Soviet Ministry of Defence Records
Separate from KGB records, the Soviet Ministry of Defence ran its own UAP tracking programme. This programme intersected heavily with Soviet naval encounters — particularly USO (Unidentified Submerged Object) reports from submarine operations in the Atlantic, Pacific, and Lake Baikal. Soviet naval commanders documented these encounters in operational logs that were classified at the time and remain partially unavailable. Researcher Paul Stonehill, working from translated Soviet materials, has published the most comprehensive English-language account of Soviet naval UAP encounters.

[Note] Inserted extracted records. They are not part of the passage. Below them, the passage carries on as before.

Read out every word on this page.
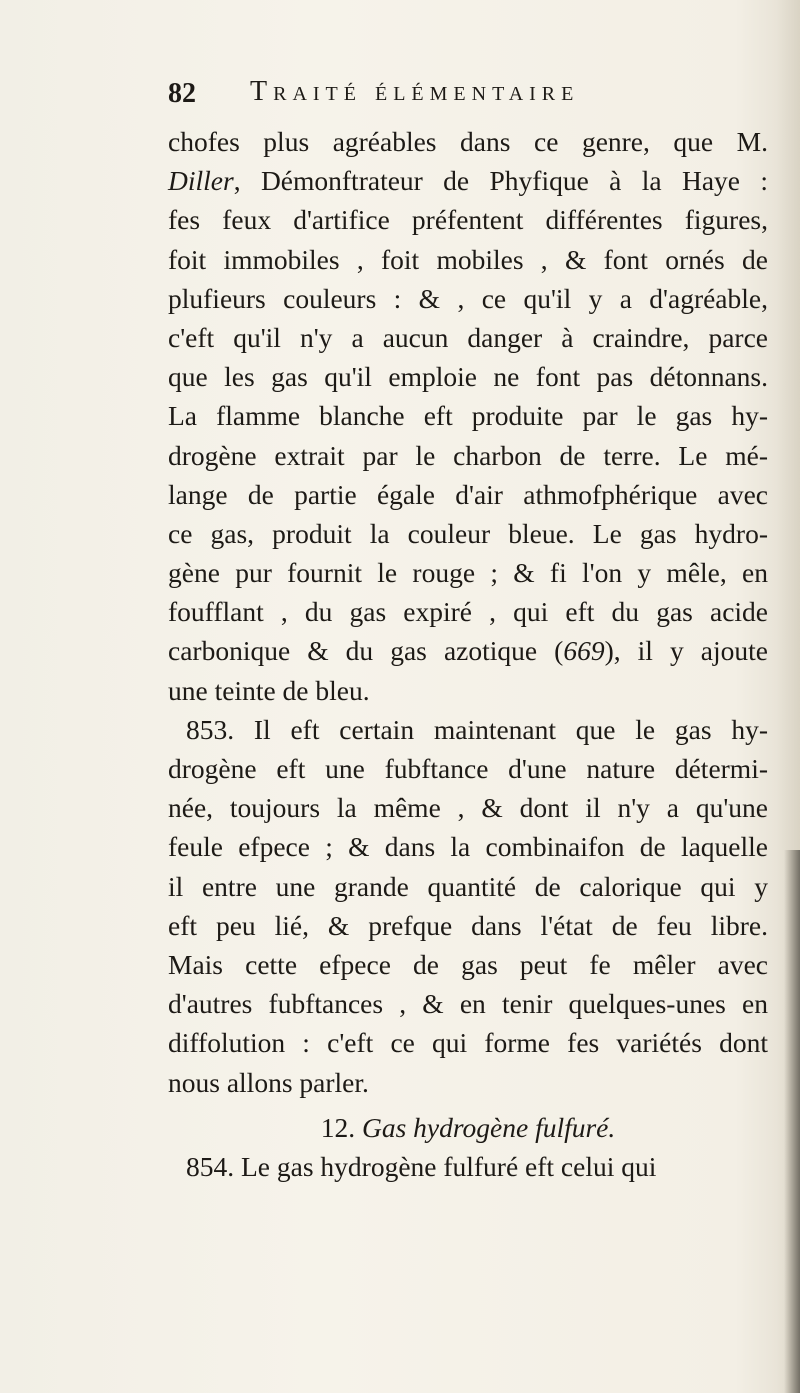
82 Traité élémentaire
chofes plus agréables dans ce genre, que M.
Diller, Démonftrateur de Phyfique à la Haye :
fes feux d'artifice préfentent différentes figures,
foit immobiles , foit mobiles , & font ornés de
plufieurs couleurs : & , ce qu'il y a d'agréable,
c'eft qu'il n'y a aucun danger à craindre, parce
que les gas qu'il emploie ne font pas détonnans.
La flamme blanche eft produite par le gas hy-
drogène extrait par le charbon de terre. Le mé-
lange de partie égale d'air athmofphérique avec
ce gas, produit la couleur bleue. Le gas hydro-
gène pur fournit le rouge ; & fi l'on y mêle, en
foufflant , du gas expiré , qui eft du gas acide
carbonique & du gas azotique (669), il y ajoute
une teinte de bleu.
853. Il eft certain maintenant que le gas hy-
drogène eft une fubftance d'une nature détermi-
née, toujours la même , & dont il n'y a qu'une
feule efpece ; & dans la combinaifon de laquelle
il entre une grande quantité de calorique qui y
eft peu lié, & prefque dans l'état de feu libre.
Mais cette efpece de gas peut fe mêler avec
d'autres fubftances , & en tenir quelques-unes en
diffolution : c'eft ce qui forme fes variétés dont
nous allons parler.
12. Gas hydrogène fulfuré.
854. Le gas hydrogène fulfuré eft celui qui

Where to Find Russian UAP Files
- CIA FOIA Reading Room: cia.gov/readingroom/collection/ufos-fact-or-fiction — The CIA holds a large library of translated Soviet intelligence documents. Many relate to Soviet tracking of UAP. Search “KGB,” “Siberia,” “Soviet Military.”
- AFU Sweden (afu.se): The Archives for the Unexplained in Norrköping, Sweden is the primary Western repository for European and Russian case files not held on government servers. Physical archives, digitised holdings, and translated Soviet materials.
- US Naval Institute (usni.org): Hosts analysis of Soviet Navy UAP/USO encounters, often drawing on translated Russian command records and commander testimonies.
- Paul Stonehill’s Research: Stonehill, a Ukrainian-American researcher, has translated and published accounts of Soviet Lake Baikal USO encounters and Pacific submarine incidents not available through any official Western archive.
The Lake Baikal Encounters: “The Swimmers”
Among the most extraordinary Soviet USO records are the Lake Baikal incidents. Soviet divers and military personnel reported encounters with humanoid figures at extreme depth — operating without visible equipment, moving at speeds that ruled out human physiology. These became known in Soviet military records as “The Swimmers.” The encounters occurred at depths that would require decompression stops spanning hours for human divers. The reported figures operated without apparent restriction. These records remain outside any official declassification process and are known primarily through translated Soviet naval documents and researcher testimony.
“Quackers” — Kvaker: The Soviet Submarine Acoustic Phenomenon
Soviet submarines operating in the Atlantic and Pacific through the 1970s and 1980s tracked an acoustic phenomenon their crews named “Kvaker” — rendered in English as “Quackers.” The sound resembled a biological call but matched no known marine species. It tracked submarines operationally — moving to maintain proximity rather than simply passing through. Soviet naval intelligence formally investigated Kvaker without resolution. After the Cold War ended, Russian submarine crews confirmed the phenomenon was real, widespread across multiple vessel types and ocean sectors, and never explained. AARO’s “all-domain” classification — which explicitly includes undersea — is the first official US framework that would encompass Quackers as a UAP category.